Si cet écart se réduit au fil des mois, il pose un problème : la labellisation n'assure pas nécessairement la mise en oeuvre. Chaque projet est présenté à travers un dossier d'intention, avant même que les partenariats soient conclus et les engagements financiers des différents partenaires bouclés. Pour Jean Bastide, le problème réside dans la complexité des dossiers qui "exigent de la part des collectivités et des autres partenaires un travail considérable sur l'organisation et le financement". A Saint-Denis, par exemple, la maison de l'emploi du territoire de Plaine Commune, labellisée le 15 novembre 2005, n'existe pas encore réellement sur le terrain. Elle a signé sa convention avec l'Etat fin janvier 2007. Mais le dossier n'est pas simple : il s'agit de mettre en oeuvre un plan d'action unique pour une communauté d'agglomération qui rassemble 320.000 habitants et huit villes. "Pour éviter les doublons, nous avons décidé de créer huit antennes, dont six sur des sites existants, explique Richard Gendron, le directeur de la maison de l'emploi. Nous travaillons à présent sur un concept unique de maison de l'emploi que le public retrouvera dans chacune des huit antennes." D'autres sont "virtuelles", c'est-à-dire qu'elles ont choisi de ne pas créer de structure ex nihilo mais simplement de coordonner celles en place. C'est le cas de la maison de l'emploi de Rennes, labellisée en 2005, qui est chargée d'animer le réseau des différents partenaires. Mais beaucoup de projets se heurtent aux lourdeurs administratives et au manque d'animation de la part de l'Etat. De fait, l'implication des acteurs est très variable. Souvent, l'ANPE se cantonne à de simples permanences ou à des bornes internet ; quant à l'Assedic, elle n'est pas toujours présente. A cela s'ajoutent des difficultés d'ordre géographique : les zones d'intervention des uns et des autres n'est pas toujours le même et ne correspondent pas aux bassins d'emploi. "Il faut qu'un des acteurs prenne les choses en main", insiste Mireille Jassin-Le Guen, chef du service emploi et insertion de la communauté d'agglomération de La Rochelle. "Dans notre cas, c'est la communauté d'agglomération qui a pris les devants et a avancé les fonds en attendant le conventionnement", précise-t-elle.

 

Une approche plus globale sur le bassin d'emploi

Malgré ces freins, les acteurs impliqués dans ces projets soulignent les atouts de cette nouvelle politique et notamment le rôle accru des collectivités locales. Le travail collaboratif entre les différents partenaires, lorsqu'il fonctionne, est également apprécié. "Il y a bien sûr les frileux qui ont peur de voir le monopole de l'ANPE disparaître, explique Maire-Pierre Establie, mais en général, les agents des différentes institutions jouent le jeu." C'est le cas dans la région rennaise.

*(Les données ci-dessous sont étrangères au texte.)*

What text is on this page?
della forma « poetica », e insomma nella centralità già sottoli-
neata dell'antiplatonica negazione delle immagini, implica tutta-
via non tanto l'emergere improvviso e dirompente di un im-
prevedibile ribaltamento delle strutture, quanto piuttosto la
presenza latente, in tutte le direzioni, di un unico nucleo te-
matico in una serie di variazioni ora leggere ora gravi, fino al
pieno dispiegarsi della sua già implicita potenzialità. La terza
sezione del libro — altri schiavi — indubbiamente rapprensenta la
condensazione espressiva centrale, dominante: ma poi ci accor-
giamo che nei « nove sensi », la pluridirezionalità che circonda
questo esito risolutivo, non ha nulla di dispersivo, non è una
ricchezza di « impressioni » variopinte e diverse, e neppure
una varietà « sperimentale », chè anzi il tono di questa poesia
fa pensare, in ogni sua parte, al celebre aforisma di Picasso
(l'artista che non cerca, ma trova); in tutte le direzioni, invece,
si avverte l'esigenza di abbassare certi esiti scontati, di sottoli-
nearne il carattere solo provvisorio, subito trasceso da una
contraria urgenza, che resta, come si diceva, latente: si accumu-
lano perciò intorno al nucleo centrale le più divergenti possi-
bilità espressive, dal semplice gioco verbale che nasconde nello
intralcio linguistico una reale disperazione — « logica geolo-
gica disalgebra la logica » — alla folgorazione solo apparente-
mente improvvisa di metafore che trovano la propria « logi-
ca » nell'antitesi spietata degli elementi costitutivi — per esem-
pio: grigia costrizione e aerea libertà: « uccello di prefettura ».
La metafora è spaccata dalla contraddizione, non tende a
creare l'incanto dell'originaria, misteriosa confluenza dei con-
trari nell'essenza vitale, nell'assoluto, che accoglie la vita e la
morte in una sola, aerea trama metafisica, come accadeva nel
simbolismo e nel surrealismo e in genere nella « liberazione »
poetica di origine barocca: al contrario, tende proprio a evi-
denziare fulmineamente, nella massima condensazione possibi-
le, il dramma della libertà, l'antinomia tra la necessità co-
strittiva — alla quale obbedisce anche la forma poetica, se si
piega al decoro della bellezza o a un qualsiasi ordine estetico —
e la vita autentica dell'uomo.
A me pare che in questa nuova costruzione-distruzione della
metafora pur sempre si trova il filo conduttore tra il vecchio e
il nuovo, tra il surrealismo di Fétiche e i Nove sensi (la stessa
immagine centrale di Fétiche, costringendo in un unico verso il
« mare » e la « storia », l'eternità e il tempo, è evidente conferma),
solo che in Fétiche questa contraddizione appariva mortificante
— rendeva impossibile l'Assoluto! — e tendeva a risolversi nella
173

En tant qu'ancien directeur d'agence de l'ANPE, Philippe Lecoq, maintenant directeur de la maison de l'emploi de Rennes, négocie chaque jour avec l'ensemble des partenaires pour lancer des actions communes. Malgré les heures passées à discuter avec les uns et les autres, il est convaincu de l'efficacité du système : "Auparavant, on n'arrivait à peine à faire travailler trois partenaires ensemble. Aujourd'hui, avec les maisons de l'emploi, on répartit les rôles et on passe à l'action." L'intérêt est aussi de pouvoir étendre le champ d'action du service public de l'emploi vers une approche plus globale : les maisons ne s'adressent pas seulement aux demandeurs d'emploi mais intègrent aussi les RMIstes, les salariés, les porteurs de projets de création d'entreprise. "On ne se limite plus à trouver une solution à un problème ponctuel, chacun essaie de penser l'avenir du bassin d'emploi concerné", explique Jean Bastide. De nouvelles labellisations sont prévues d'ici la fin de l'année. Chaque maison de l'emploi devra mener une évaluation. A l'aune de ces résultats, il sera alors possible de jauger l'efficacité réelle du dispositif.